🤖 AI Summary
This study investigates whether language models exhibit robust "emergent misalignment" following fine-tuning and whether such misalignment is reversible. Through controlled alignment–misalignment cyclic fine-tuning experiments—employing LoRA for parameter-efficient adaptation, behavioral evaluations, and representational analyses—the work systematically tracks shifts in model behavior and internal mechanisms. The findings reveal that the purported emergent misalignment is highly sensitive to superficial characteristics of training data, such as response length, and is substantially less robust than previously claimed. Moreover, existing mechanistic interpretability metrics show little consistent correspondence with observed behavioral misalignment.

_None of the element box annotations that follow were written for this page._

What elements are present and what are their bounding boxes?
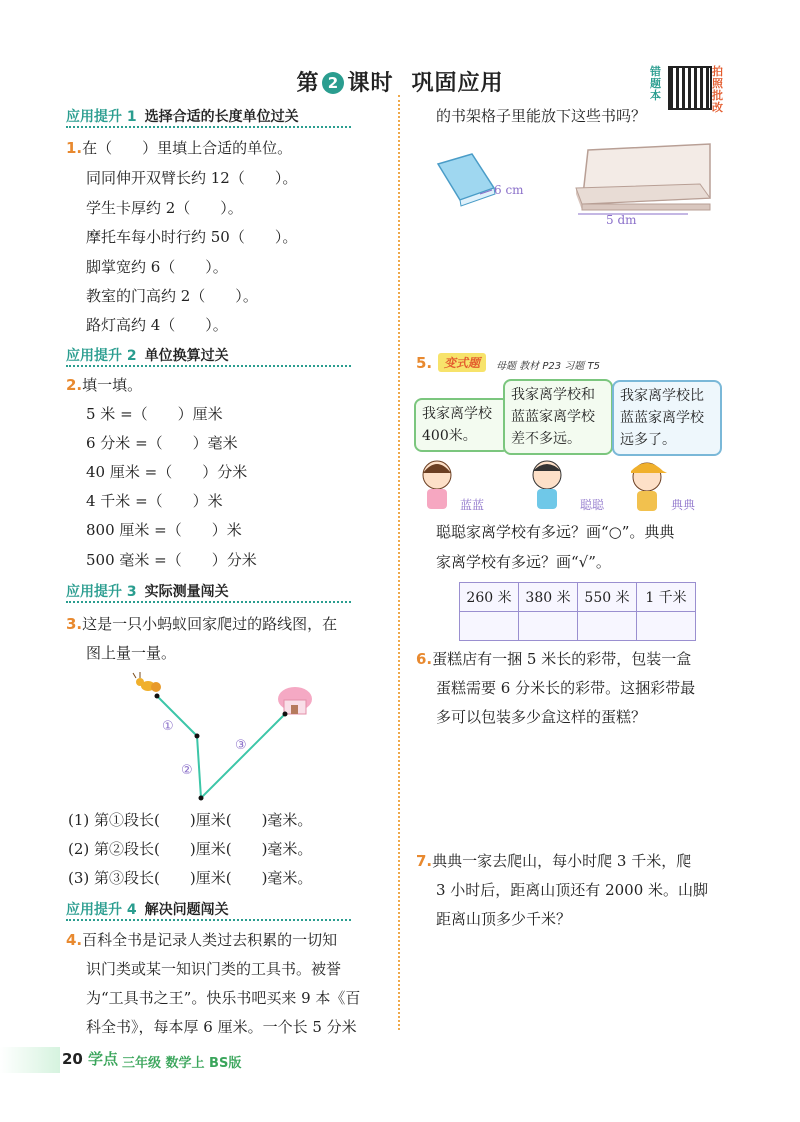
grade-label: 三年级 数学上 BS版 — [122, 1056, 242, 1071]
qr-code[interactable] — [668, 66, 712, 110]
q3-item: (3) 第③段长( )厘米( )毫米。 — [68, 869, 313, 887]
section-3-heading: 应用提升 3 实际测量闯关 — [66, 584, 229, 600]
question-7: 7.典典一家去爬山，每小时爬 3 千米，爬 3 小时后，距离山顶还有 2000 米。山脚 距离山顶多少千米？ — [416, 852, 709, 928]
option-cell: 1 千米 — [637, 583, 696, 612]
speech-bubble-congcong: 我家离学校和蓝蓝家离学校差不多远。 — [503, 379, 613, 455]
route-line — [157, 696, 285, 798]
answer-cell[interactable] — [519, 612, 578, 641]
q2-item: 800 厘米 =（ ）米 — [86, 521, 242, 539]
segment-3-label: ③ — [235, 738, 247, 753]
question-4: 4.百科全书是记录人类过去积累的一切知 识门类或某一知识门类的工具书。被誉 为“工具书之王”。快乐书吧买来 9 本《百 科全书》，每本厚 6 厘米。一个长 5 分米 — [66, 931, 361, 1036]
q3-item: (2) 第②段长( )厘米( )毫米。 — [68, 840, 313, 858]
q2-item: 500 毫米 =（ ）分米 — [86, 551, 257, 569]
route-point — [155, 694, 160, 699]
boy-with-cap-avatar — [631, 463, 667, 511]
qr-right-label: 拍照批改 — [712, 65, 723, 114]
q2-item: 4 千米 =（ ）米 — [86, 492, 223, 510]
variant-badge: 变式题 — [438, 353, 486, 372]
q5-line2: 家离学校有多远？画“√”。 — [436, 553, 611, 571]
column-divider — [398, 95, 400, 1030]
qr-left-label: 错题本 — [650, 65, 661, 102]
section-1-heading: 应用提升 1 选择合适的长度单位过关 — [66, 109, 299, 125]
option-cell: 260 米 — [460, 583, 519, 612]
q1-item: 同同伸开双臂长约 12（ ）。 — [86, 169, 298, 187]
q1-item: 路灯高约 4（ ）。 — [86, 316, 228, 334]
question-1: 1.在（ ）里填上合适的单位。 — [66, 139, 293, 157]
footer-band — [0, 1047, 60, 1073]
answer-cell[interactable] — [578, 612, 637, 641]
option-cell: 550 米 — [578, 583, 637, 612]
title-middle: 课时 — [347, 71, 394, 96]
route-point — [283, 712, 288, 717]
textbook-reference: 母题 教材 P23 习题 T5 — [496, 361, 600, 372]
boy-avatar — [533, 461, 561, 509]
house-icon — [278, 687, 312, 714]
question-5-number: 5. — [416, 354, 433, 372]
title-prefix: 第 — [296, 71, 320, 96]
segment-1-label: ① — [162, 719, 174, 734]
bookshelf-illustration — [570, 140, 720, 225]
question-2: 2.填一填。 — [66, 376, 143, 394]
q2-item: 6 分米 =（ ）毫米 — [86, 434, 238, 452]
ant-route-diagram — [130, 672, 320, 807]
q2-item: 5 米 =（ ）厘米 — [86, 405, 223, 423]
girl-avatar — [423, 461, 451, 509]
question-6: 6.蛋糕店有一捆 5 米长的彩带，包装一盒 蛋糕需要 6 分米长的彩带。这捆彩带最 多可以包装多少盒这样的蛋糕？ — [416, 650, 696, 726]
speech-bubble-diandian: 我家离学校比蓝蓝家离学校远多了。 — [612, 380, 722, 456]
route-point — [195, 734, 200, 739]
q4-continued: 的书架格子里能放下这些书吗？ — [436, 107, 647, 125]
question-3: 3.这是一只小蚂蚁回家爬过的路线图，在 — [66, 615, 338, 633]
book-thickness-label: 6 cm — [494, 183, 524, 197]
q2-item: 40 厘米 =（ ）分米 — [86, 463, 248, 481]
brand-logo: 学点 — [88, 1050, 119, 1068]
q1-item: 教室的门高约 2（ ）。 — [86, 287, 258, 305]
page-number: 20 — [62, 1050, 83, 1068]
q1-item: 摩托车每小时行约 50（ ）。 — [86, 228, 298, 246]
q1-item: 学生卡厚约 2（ ）。 — [86, 199, 243, 217]
route-point — [199, 796, 204, 801]
q3-line2: 图上量一量。 — [86, 644, 177, 662]
shelf-length-label: 5 dm — [606, 213, 637, 225]
option-cell: 380 米 — [519, 583, 578, 612]
answer-cell[interactable] — [637, 612, 696, 641]
q3-item: (1) 第①段长( )厘米( )毫米。 — [68, 811, 313, 829]
segment-2-label: ② — [181, 763, 193, 778]
title-topic: 巩固应用 — [411, 71, 504, 96]
name-diandian: 典典 — [671, 498, 696, 512]
section-2-heading: 应用提升 2 单位换算过关 — [66, 348, 229, 364]
q1-item: 脚掌宽约 6（ ）。 — [86, 258, 228, 276]
book-illustration — [432, 150, 532, 210]
lesson-number: 2 — [322, 72, 344, 94]
section-4-heading: 应用提升 4 解决问题闯关 — [66, 902, 229, 918]
ant-icon — [133, 672, 161, 692]
q5-line1: 聪聪家离学校有多远？画“○”。典典 — [436, 523, 675, 541]
answer-cell[interactable] — [460, 612, 519, 641]
name-congcong: 聪聪 — [580, 498, 605, 512]
name-lanlan: 蓝蓝 — [460, 498, 485, 512]
speech-bubble-lanlan: 我家离学校400米。 — [414, 398, 510, 452]
distance-options-table — [459, 582, 696, 641]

These results underscore the necessity of rigorously controlling for dataset artifacts when evaluating alignment failures and offer a methodological caution for future alignment research.
📝 Abstract
Recent work has reported Emergent Misalignment (EM), where language models fine-tuned on narrow, domain-specific misaligned datasets abruptly acquire broadly misaligned behavior, alongside evidence that this behavior can be reversed through limited realignment. We systematically study repeated alignment and misalignment cycles using controlled fine-tuning loops while tracking behavioral performance, and LoRA representations throughout training. Although we reproduce EM, we find that both misalignment and realignment are highly sensitive to superficial dataset characteristics, with apparent rapid realignment largely disappearing after controlling for response-length differences. We further find that previously reported mechanistic signatures, including representational phase transitions in LoRA space, do not consistently correlate with behavioral misalignment across training. Our results suggest that current evidence for EM is less robust than previously claimed and highlight the need for evaluation protocols that carefully control for these surface level dataset artifacts to identify the robustness of the EM phenomenon.